BMW started Product Genius - modelled on Apple's Genius Bar - with more knowledgeable staff and tablet-holding product experts.
The company has also introduced its Drive Now car-sharing service in which drivers can rent by the hour, and even by the minute.
The need to adapt to the digital environment is not rocket science. But coming up with a plan is always easier than executing it.
However, many in the industry would agree when Mr Robertson says: "I think our digital platform is recognised as best-in-class."
It is all light years away from when he started out in 1979 as a graduate trainee at strike-ridden Rover.
That company was bought by BMW in 1994, along with Land Rover, MG, and Mini.

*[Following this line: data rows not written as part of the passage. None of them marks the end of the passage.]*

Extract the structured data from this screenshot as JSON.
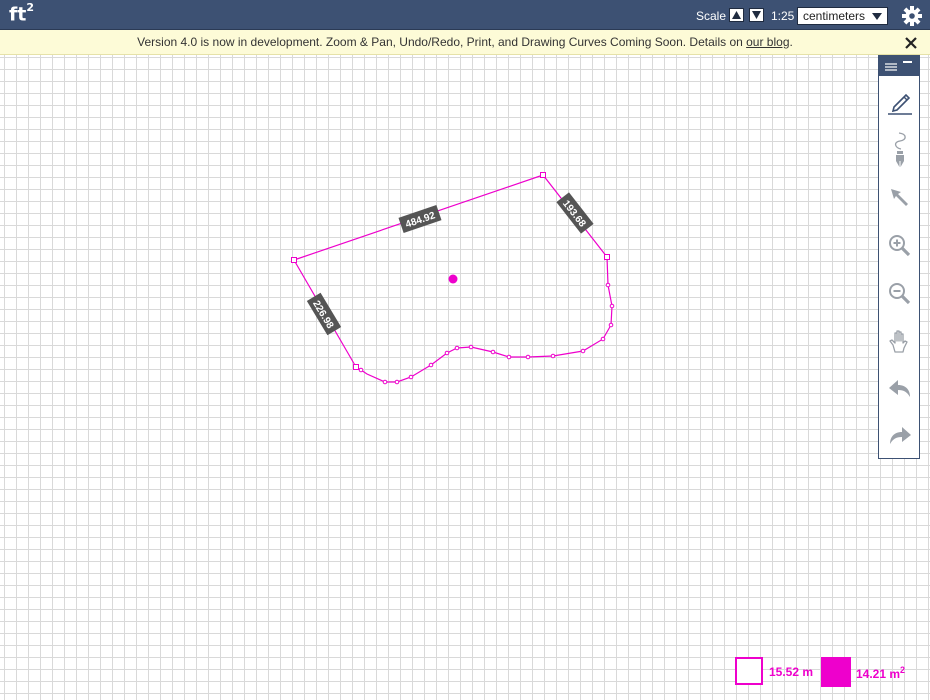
{
  "app": {
    "logo": "ft",
    "logo_sup": "2"
  },
  "header": {
    "scale_label": "Scale",
    "scale_value": "1:25",
    "units_selected": "centimeters"
  },
  "notice": {
    "text": "Version 4.0 is now in development. Zoom & Pan, Undo/Redo, Print, and Drawing Curves Coming Soon. Details on ",
    "link_text": "our blog",
    "suffix": "."
  },
  "toolbar": {
    "tools": [
      "pencil-icon",
      "pen-curve-icon",
      "select-arrow-icon",
      "zoom-in-icon",
      "zoom-out-icon",
      "hand-pan-icon",
      "undo-icon",
      "redo-icon"
    ]
  },
  "drawing": {
    "color": "#ee00cc",
    "measurements": [
      "484.92",
      "193.68",
      "226.98"
    ]
  },
  "status": {
    "perimeter": "15.52 m",
    "area": "14.21 m",
    "area_sup": "2"
  },
  "colors": {
    "header_bg": "#3d5173",
    "notice_bg": "#fdfbd7",
    "accent": "#ee00cc",
    "grid": "#d9d9d9",
    "label_bg": "#555555"
  }
}
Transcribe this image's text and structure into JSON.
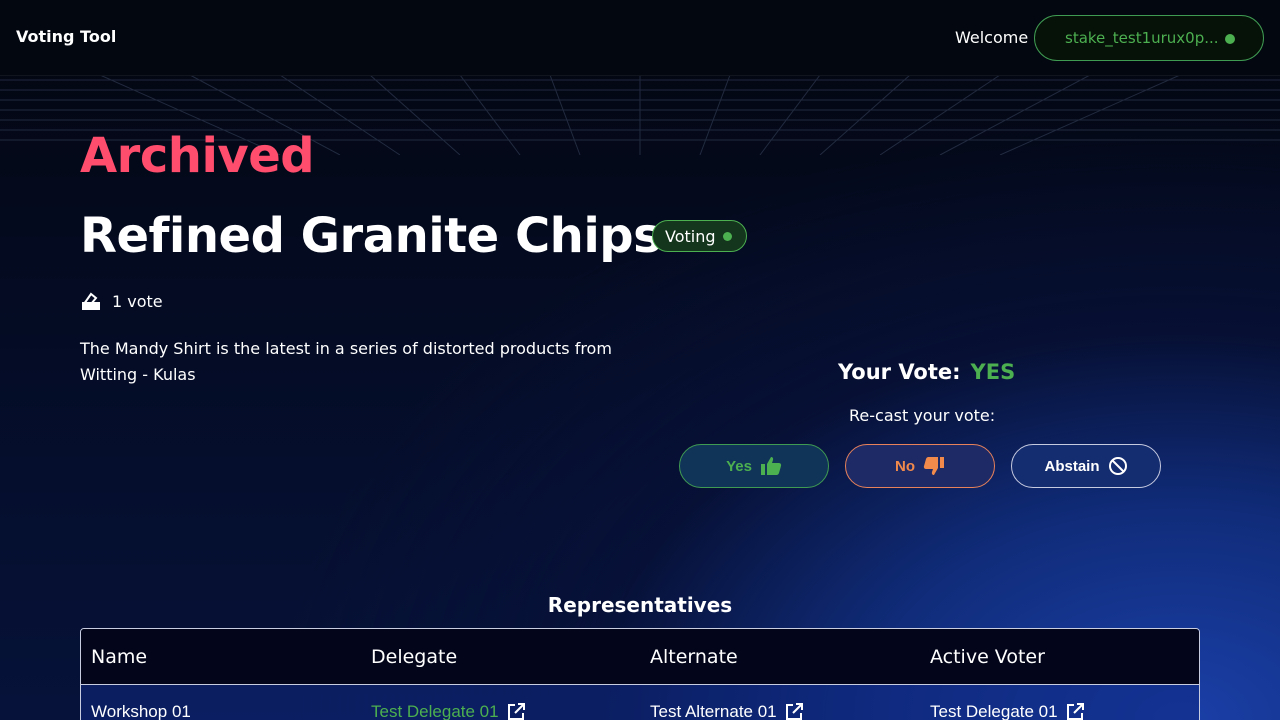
{
  "header": {
    "brand": "Voting Tool",
    "welcome": "Welcome",
    "wallet_address": "stake_test1urux0p..."
  },
  "proposal": {
    "state": "Archived",
    "title": "Refined Granite Chips",
    "status_badge": "Voting",
    "vote_count": "1 vote",
    "description": "The Mandy Shirt is the latest in a series of distorted products from Witting - Kulas"
  },
  "vote": {
    "your_vote_label": "Your Vote:",
    "your_vote_value": "YES",
    "recast_label": "Re-cast your vote:",
    "buttons": {
      "yes": "Yes",
      "no": "No",
      "abstain": "Abstain"
    }
  },
  "representatives": {
    "title": "Representatives",
    "columns": [
      "Name",
      "Delegate",
      "Alternate",
      "Active Voter"
    ],
    "rows": [
      {
        "name": "Workshop 01",
        "delegate": "Test Delegate 01",
        "alternate": "Test Alternate 01",
        "active_voter": "Test Delegate 01"
      }
    ]
  },
  "colors": {
    "accent_green": "#4caf50",
    "archived_red": "#ff4d6d",
    "no_orange": "#f28a4c"
  },
  "icons": {
    "votes": "ballot-icon",
    "yes": "thumbs-up-icon",
    "no": "thumbs-down-icon",
    "abstain": "prohibited-icon",
    "link": "external-link-icon"
  }
}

BMW failed to turn around the UK business and sold it - minus the Mini brand - for a token £10. It was the nadir of the once-proud UK motor industry.
Now he sits in BMW's distinctive four-cylinder Munich headquarters and sees something of a revival.
The BMW factory near Oxford churns out award-winning Minis.
Rolls-Royce, moved to a new factory in 2003, is still used as an adjective meaning the best of the best.
Elsewhere, India's Tata Group is enjoying huge success with Jaguar and Land Rover.
Rebalancing the UK's economy
"Car manufacturing in the UK is approaching levels which have not been seen since the 1960s - and is probably set to exceed previous highs," Mr Robertson says.
UK executives and politicians frequently point to Germany as the template for the UK's industrial revival.
As a Brit abroad, Mr Robertson sees definite positive signs in his homeland.
Manufacturing and the need to re-balance the UK economy is back on the agenda.
The apprenticeship system - something he says is key to BMW's success - is being re-built in many UK companies.
But if there is a lesson to be taken from BMW's success, he says it is that nothing can be achieved overnight. It requires laying firm foundations.
"The UK's structure of industrial success was lost. It's changing. But people must remember that this race is not a sprint, it's a marathon."